In 2025, Asia-Pacific economies remained resilient, delivering stronger-than-expected growth despite persistent geopolitical tensions and tariff headwinds. Throughout the year, central banks in the region remained highly vigilant, closely monitoring a broad spectrum of economic indicators to ensure their policy decisions were both timely and effective.


Many responded to signs of economic weakness with stimulative rate cuts, while others paused as inflationary pressures resurfaced.
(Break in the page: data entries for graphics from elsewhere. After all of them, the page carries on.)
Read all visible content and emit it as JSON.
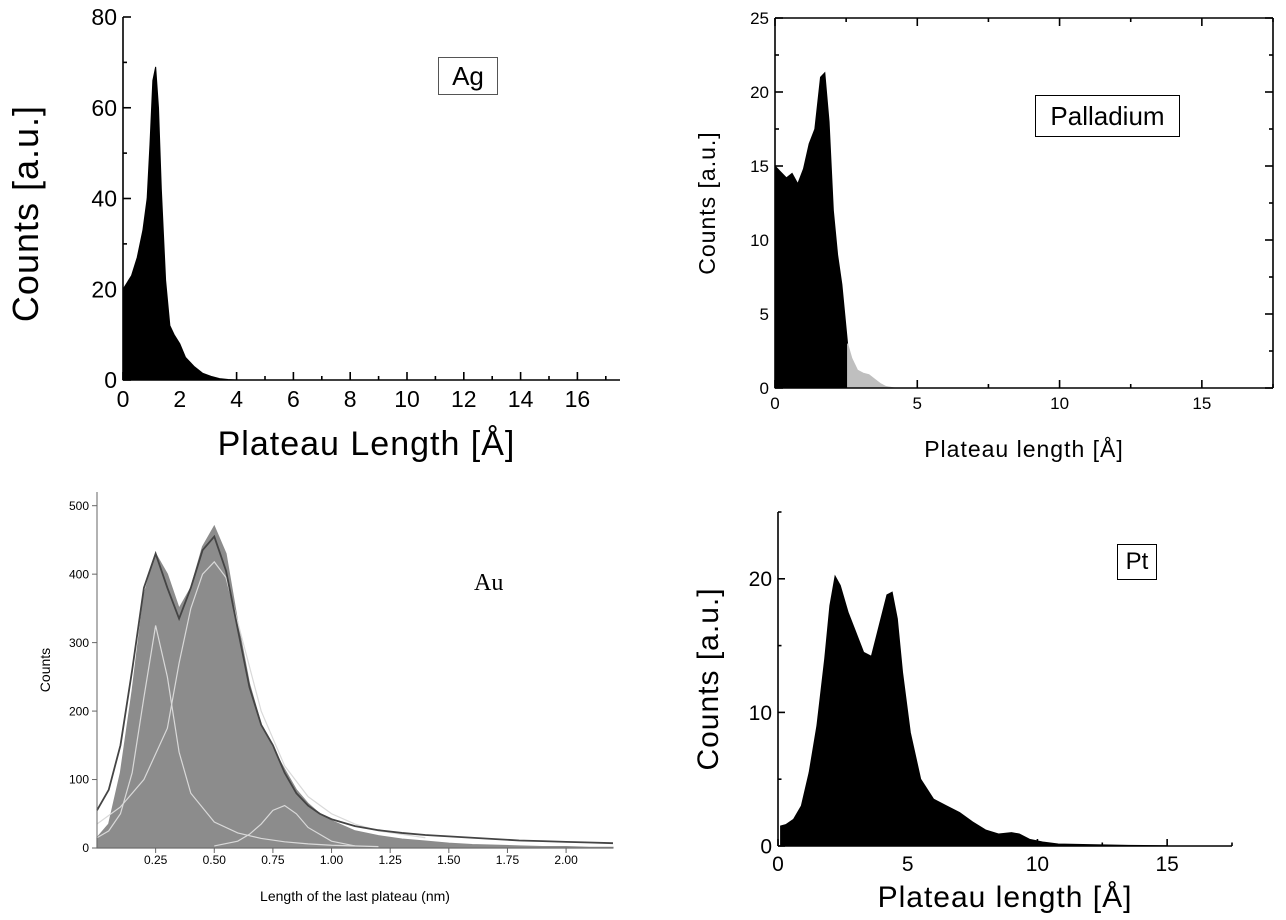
{
  "chart_data": [
    {
      "id": "ag",
      "type": "area",
      "annotation": "Ag",
      "xlabel": "Plateau Length [Å]",
      "ylabel": "Counts [a.u.]",
      "xlim": [
        0,
        17.5
      ],
      "ylim": [
        0,
        80
      ],
      "xticks": [
        0,
        2,
        4,
        6,
        8,
        10,
        12,
        14,
        16
      ],
      "xtick_labels": [
        "0",
        "2",
        "4",
        "6",
        "8",
        "10",
        "12",
        "14",
        "16"
      ],
      "yticks": [
        0,
        20,
        40,
        60,
        80
      ],
      "ytick_labels": [
        "0",
        "20",
        "40",
        "60",
        "80"
      ],
      "series": [
        {
          "color": "#000000",
          "x": [
            0,
            0.3,
            0.5,
            0.7,
            0.85,
            0.95,
            1.05,
            1.15,
            1.25,
            1.35,
            1.5,
            1.65,
            1.8,
            2.0,
            2.2,
            2.5,
            2.8,
            3.1,
            3.4,
            3.7,
            4.0
          ],
          "y": [
            20,
            23,
            27,
            33,
            40,
            52,
            66,
            69,
            60,
            42,
            22,
            12,
            10,
            8,
            5,
            3,
            1.5,
            0.8,
            0.3,
            0.1,
            0
          ]
        }
      ]
    },
    {
      "id": "palladium",
      "type": "area",
      "annotation": "Palladium",
      "xlabel": "Plateau length [Å]",
      "ylabel": "Counts [a.u.]",
      "xlim": [
        0,
        17.5
      ],
      "ylim": [
        0,
        25
      ],
      "xticks": [
        0,
        5,
        10,
        15
      ],
      "xtick_labels": [
        "0",
        "5",
        "10",
        "15"
      ],
      "yticks": [
        0,
        5,
        10,
        15,
        20,
        25
      ],
      "ytick_labels": [
        "0",
        "5",
        "10",
        "15",
        "20",
        "25"
      ],
      "series": [
        {
          "color": "#000000",
          "x": [
            0,
            0.2,
            0.4,
            0.6,
            0.8,
            1.0,
            1.2,
            1.4,
            1.6,
            1.75,
            1.9,
            2.05,
            2.2,
            2.35,
            2.5,
            2.55
          ],
          "y": [
            15,
            14.6,
            14.2,
            14.5,
            13.8,
            14.8,
            16.5,
            17.5,
            21,
            21.3,
            18,
            12,
            9,
            7,
            4,
            3
          ]
        },
        {
          "color": "#bfbfbf",
          "x": [
            2.55,
            2.7,
            2.9,
            3.1,
            3.3,
            3.5,
            3.7,
            3.9,
            4.2
          ],
          "y": [
            3,
            2,
            1.2,
            1.0,
            0.9,
            0.6,
            0.3,
            0.1,
            0
          ]
        }
      ]
    },
    {
      "id": "au",
      "type": "histogram",
      "annotation": "Au",
      "xlabel": "Length of the last plateau (nm)",
      "ylabel": "Counts",
      "xlim": [
        0,
        2.2
      ],
      "ylim": [
        0,
        520
      ],
      "xticks": [
        0.25,
        0.5,
        0.75,
        1.0,
        1.25,
        1.5,
        1.75,
        2.0
      ],
      "xtick_labels": [
        "0.25",
        "0.50",
        "0.75",
        "1.00",
        "1.25",
        "1.50",
        "1.75",
        "2.00"
      ],
      "yticks": [
        0,
        100,
        200,
        300,
        400,
        500
      ],
      "ytick_labels": [
        "0",
        "100",
        "200",
        "300",
        "400",
        "500"
      ],
      "histogram_color": "#8c8c8c",
      "fit_color": "#444444",
      "component_color": "#d9d9d9",
      "histogram": {
        "x": [
          0,
          0.05,
          0.1,
          0.15,
          0.2,
          0.25,
          0.3,
          0.35,
          0.4,
          0.45,
          0.5,
          0.55,
          0.6,
          0.65,
          0.7,
          0.75,
          0.8,
          0.85,
          0.9,
          0.95,
          1.0,
          1.1,
          1.2,
          1.3,
          1.4,
          1.5,
          1.6,
          1.7,
          1.8,
          1.9,
          2.0,
          2.1,
          2.2
        ],
        "y": [
          15,
          35,
          110,
          230,
          370,
          430,
          400,
          350,
          380,
          440,
          470,
          430,
          330,
          240,
          180,
          145,
          115,
          85,
          65,
          50,
          40,
          25,
          18,
          13,
          10,
          7,
          5,
          4,
          3,
          2,
          2,
          1,
          1
        ]
      },
      "fit": {
        "x": [
          0,
          0.05,
          0.1,
          0.15,
          0.2,
          0.25,
          0.3,
          0.35,
          0.4,
          0.45,
          0.5,
          0.55,
          0.6,
          0.65,
          0.7,
          0.75,
          0.8,
          0.85,
          0.9,
          0.95,
          1.0,
          1.1,
          1.2,
          1.3,
          1.4,
          1.5,
          1.6,
          1.7,
          1.8,
          1.9,
          2.0,
          2.1,
          2.2
        ],
        "y": [
          55,
          85,
          150,
          260,
          380,
          430,
          380,
          335,
          380,
          435,
          455,
          405,
          320,
          235,
          180,
          150,
          110,
          80,
          62,
          50,
          42,
          32,
          26,
          22,
          19,
          17,
          15,
          13,
          11,
          10,
          9,
          8,
          7
        ]
      },
      "components": [
        {
          "x": [
            0,
            0.05,
            0.1,
            0.15,
            0.2,
            0.25,
            0.3,
            0.35,
            0.4,
            0.5,
            0.6,
            0.7,
            0.8,
            0.9,
            1.0,
            1.2
          ],
          "y": [
            15,
            25,
            50,
            110,
            220,
            325,
            250,
            140,
            80,
            38,
            22,
            14,
            9,
            6,
            4,
            2
          ]
        },
        {
          "x": [
            0,
            0.1,
            0.2,
            0.3,
            0.35,
            0.4,
            0.45,
            0.5,
            0.55,
            0.6,
            0.7,
            0.8,
            0.9,
            1.0,
            1.1,
            1.2,
            1.4
          ],
          "y": [
            35,
            60,
            100,
            175,
            270,
            350,
            400,
            418,
            395,
            330,
            200,
            120,
            75,
            50,
            35,
            25,
            15
          ]
        },
        {
          "x": [
            0.5,
            0.6,
            0.65,
            0.7,
            0.75,
            0.8,
            0.85,
            0.9,
            1.0,
            1.1
          ],
          "y": [
            3,
            10,
            20,
            35,
            55,
            62,
            50,
            30,
            10,
            3
          ]
        }
      ]
    },
    {
      "id": "pt",
      "type": "area",
      "annotation": "Pt",
      "xlabel": "Plateau length [Å]",
      "ylabel": "Counts [a.u.]",
      "xlim": [
        0,
        17.5
      ],
      "ylim": [
        0,
        25
      ],
      "xticks": [
        0,
        5,
        10,
        15
      ],
      "xtick_labels": [
        "0",
        "5",
        "10",
        "15"
      ],
      "yticks": [
        0,
        10,
        20
      ],
      "ytick_labels": [
        "0",
        "10",
        "20"
      ],
      "series": [
        {
          "color": "#000000",
          "x": [
            0.1,
            0.3,
            0.6,
            0.9,
            1.2,
            1.5,
            1.8,
            2.0,
            2.2,
            2.4,
            2.7,
            3.0,
            3.3,
            3.6,
            3.9,
            4.2,
            4.4,
            4.6,
            4.8,
            5.1,
            5.5,
            6.0,
            6.5,
            7.0,
            7.5,
            8.0,
            8.5,
            9.0,
            9.3,
            9.7,
            10.2,
            10.8,
            12.0,
            13.5,
            15.0
          ],
          "y": [
            1.5,
            1.6,
            2.0,
            3.0,
            5.5,
            9.0,
            14.0,
            18.0,
            20.2,
            19.5,
            17.5,
            16.0,
            14.5,
            14.2,
            16.5,
            18.8,
            19.0,
            17.0,
            13.0,
            8.5,
            5.0,
            3.5,
            3.0,
            2.5,
            1.8,
            1.2,
            0.9,
            1.0,
            0.9,
            0.5,
            0.3,
            0.15,
            0.1,
            0.05,
            0.02
          ]
        }
      ]
    }
  ]
}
Most Asia-Pacific markets experienced at least two rate cuts, whereas the Bank of Japan took a divergent path, implementing two rate hikes and pushing interest rates to levels not seen in 30 years to curb inflation.

Key Asia-Pacific Regional Index Performance: Exhibit 1

Over the past five years, Asia-Pacific bond markets have broadened and deepened, shaped by evolving currency dynamics, shifting interest rates and changing economic conditions.  Both issuers and investors have become increasingly strategic, carefully balancing currency, duration, credit quality and carry considerations to navigate the region’s dynamic and complex environment.

Among local currency multi-market indices, the iBoxx ABF Pan-Asia (which consists of government and quasi-sovereign bonds) outperformed iBoxx ALBI (which consists of additional government bonds such as India and offshore RMB, as well as corporate bonds from select markets from one-, three- and five-year timeframes).  Over a five-year period, in USD unhedged terms, the iBoxx ChinaBond Investment Grade Overall Index and S&P/ASX iBoxx Australian Fixed Interest Index exhibited contrasting performance patterns: CNY bonds gained 15.71%, while AUD bonds lost 16.22%.  However, as the Australian dollar rebounded against the U.S. dollar in 2025, AUD bonds (in USD unhedged terms) posted double-digit gains (10.82%) compared to CNY’s 4.63%.

For USD-denominated bond indices, the iBoxx USD Asia-Pacific Index outperformed the iBoxx USD Asia ex-Japan Index across one-, three- and five-year periods.  This outperformance was driven by the eligibility of USD-denominated bonds from Japan, Australia and New Zealand, which diluted the weight of China and thereby mitigated the impact of the China real estate crisis.  Notably, the past five years also saw a contraction in the iBoxx USD Asia ex-Japan universe—from more than USD 1.4 trillion at its peak in 2021 before the property crisis to USD 0.99 trillion as of year-end 2025—as more Asian issuers diversified their funding sources by issuing in other currencies (such as offshore RMB).  The iBoxx USD Asia-Pacific Index, on the other hand, ended the year at USD 1.6 trillion in notional value.